GENEVA — The world’s elites gathered in Davos, Switzerland last week for the annual World Economic Forum (WEF), paying $20,000 a person for the privilege of offering grand solutions to other people’s problems.
I was down the road in Geneva attending a decidedly low-brow, two-day expert workshop on agricultural trade and development. But downwind we could almost smell their champagne fondue, which no doubt helped the powers-that-be focus on the global food crisis.
WEF’s “New Vision for Agriculture” is their answer, which, along with the G8 nations’ “New Alliance for Food Security and Nutrition,” represent the bold new initiatives from the rich world to solve poor people’s hunger.
For all the newness, the world’s small-scale farmers can be forgiven for seeing little more than new bottles for some old wine, which they still can’t afford. The old wine includes an overwhelming focus on technological solutions, industrial-scale farms, and high-input methods often poorly suited to small-scale farmers.
The new bottles, though, look sharp. The labels show happy African farmers in lush fields, and they feature all the right catch-phrases: “sustainable agriculture,” “climate-smart production,” and of course “meeting the world’s food needs.” They look like they came out of a corporate branding campaign.
Basically, they did. The one new thing in this new wave of attention to agricultural development is the explicit leadership of “the private sector,” which at the international level generally looks like a who’s who of the top agribusiness multinationals.
The G8 led an impressive effort in 2009 following the spikes in food prices to marshal rich country funds to support developing country food production. That has since given to a drop in public funding, a narrowing of geographic ambition, and a heavy reliance on corporate leadership and investment.
This year, Vietnamese leaders led the cheers for the WEF’s New Vision, supporting the role of “public-private partnerships” (PPPs) in “integrating value chains” and promoting development. Vietnam, with its strong developmental state and highly productive smallholder rice farms, can afford to bring in international corporate partners. After all, the government has already transformed its war-ravaged land into a highly productive, smallholder-based rice exporter. The government is in a relatively strong position to negotiate with transnational firms.
Unfortunately, most African governments come to the PPP negotiating table hat-in-hand. Only about 20 percent of their agricultural investment plans are covered by government funds. That’s where the G8’s New Alliance comes in, dangling foreign investment in front of cash-strapped African governments.

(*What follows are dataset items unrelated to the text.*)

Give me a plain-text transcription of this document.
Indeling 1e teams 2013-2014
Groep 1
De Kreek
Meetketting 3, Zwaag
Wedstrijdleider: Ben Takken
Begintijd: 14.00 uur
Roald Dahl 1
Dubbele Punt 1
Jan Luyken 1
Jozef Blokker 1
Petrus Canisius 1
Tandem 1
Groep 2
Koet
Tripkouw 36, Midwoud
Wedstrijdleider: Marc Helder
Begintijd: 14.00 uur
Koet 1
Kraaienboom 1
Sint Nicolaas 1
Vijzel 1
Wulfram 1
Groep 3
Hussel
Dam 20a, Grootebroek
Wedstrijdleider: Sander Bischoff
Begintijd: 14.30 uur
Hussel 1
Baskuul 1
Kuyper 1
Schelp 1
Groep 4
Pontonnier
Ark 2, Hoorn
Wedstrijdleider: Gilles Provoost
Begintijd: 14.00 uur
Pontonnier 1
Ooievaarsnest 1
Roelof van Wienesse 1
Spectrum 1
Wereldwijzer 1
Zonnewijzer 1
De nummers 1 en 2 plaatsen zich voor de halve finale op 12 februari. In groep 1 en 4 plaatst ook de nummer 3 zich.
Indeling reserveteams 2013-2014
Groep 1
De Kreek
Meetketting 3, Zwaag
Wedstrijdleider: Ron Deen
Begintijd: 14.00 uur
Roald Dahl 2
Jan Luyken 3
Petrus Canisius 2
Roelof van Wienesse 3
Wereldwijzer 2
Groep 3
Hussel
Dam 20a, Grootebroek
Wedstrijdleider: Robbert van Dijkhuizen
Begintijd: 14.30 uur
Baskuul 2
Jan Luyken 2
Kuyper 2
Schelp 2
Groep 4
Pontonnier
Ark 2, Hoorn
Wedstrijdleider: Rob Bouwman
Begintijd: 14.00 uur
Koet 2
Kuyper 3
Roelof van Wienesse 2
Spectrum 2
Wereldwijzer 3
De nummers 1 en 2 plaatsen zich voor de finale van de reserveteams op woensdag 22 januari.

There is no doubt that they need the investment. In many countries there is little private capital, nor the expertise manage to complex projects. Infrastructure is poorly developed, particularly in the areas of transportation — key to both domestic and international trade — and irrigation, central to raising agricultural productivity.
Such investments, though, have rarely come from the private sector. They are seen as public goods, in part because they are long-term investments with potentially a wide range of beneficiaries. And if the “public” part of the partnerships is to provide such investments, they will need international donor support to succeed.
The other challenge for the New Alliance is aligning its private funding with countries’ national development priorities. Multinational agribusiness firms are generally looking either to expand their markets — think Monsanto with its seeds and agro-chemicals — or to find new, inexpensive sources for their export operations — think mining companies or garment factories.
If an African government’s main priority is increasing the productivity of its domestic staple food producers, to improve the lives of the farmers and ensure the country’s food security in a world of volatile prices, it is less clear why private capital would be interested. Mostly, they’re not.
In Davos, Dupont CEO Ellen Kullman spoke on a New Alliance panel chaired by USAID head Rajiv Shah on Jan. 23. Citing Dupont’s expertise “up and down the value chain,” the chemical executive hit all the right chords about feeding Africa’s growing population by helping “accelerate progress locally.”
According to Kullman, "This will enable such things as affordability to import food, improve trade policy, better enable the free flow of food, build agricultural food systems and value chains, develop new ways to improve shelf life as well as the freshness and variety of foods available, and provide nutrition education to encourage healthy eating as incomes rise."
Look closely. All of these concrete steps bypass small-scale farmers. Instead, they increase imports, make those imports cheaper, put those foods into value chains dominated by multinational firms, and provide fresher foods to middle class urban consumers, whom they can encourage to eat the firms’ “healthier” processed foods.
For small-scale farmers trying to improve their production of staples, there’s no new wine in that pretty bottle. In fact, the bottle may contain nothing more than a concentrated dose of Dupont’s agricultural chemicals. Or a high-protein drink handout to make up for another poor harvest.
If the corporate partners in the New Alliance want to contribute to enhancing food security in Africa, they will need to show they are willing to be true partners with national governments, respecting their development priorities and making long-term commitments that do more than open markets for the firms’ goods.
Timothy A. Wise is the Policy Research Director at Tufts University’s Global Development and Environment Institute (GDAE). He is currently on an Open Society Institute Fellowship on agriculture, climate change and the right to food.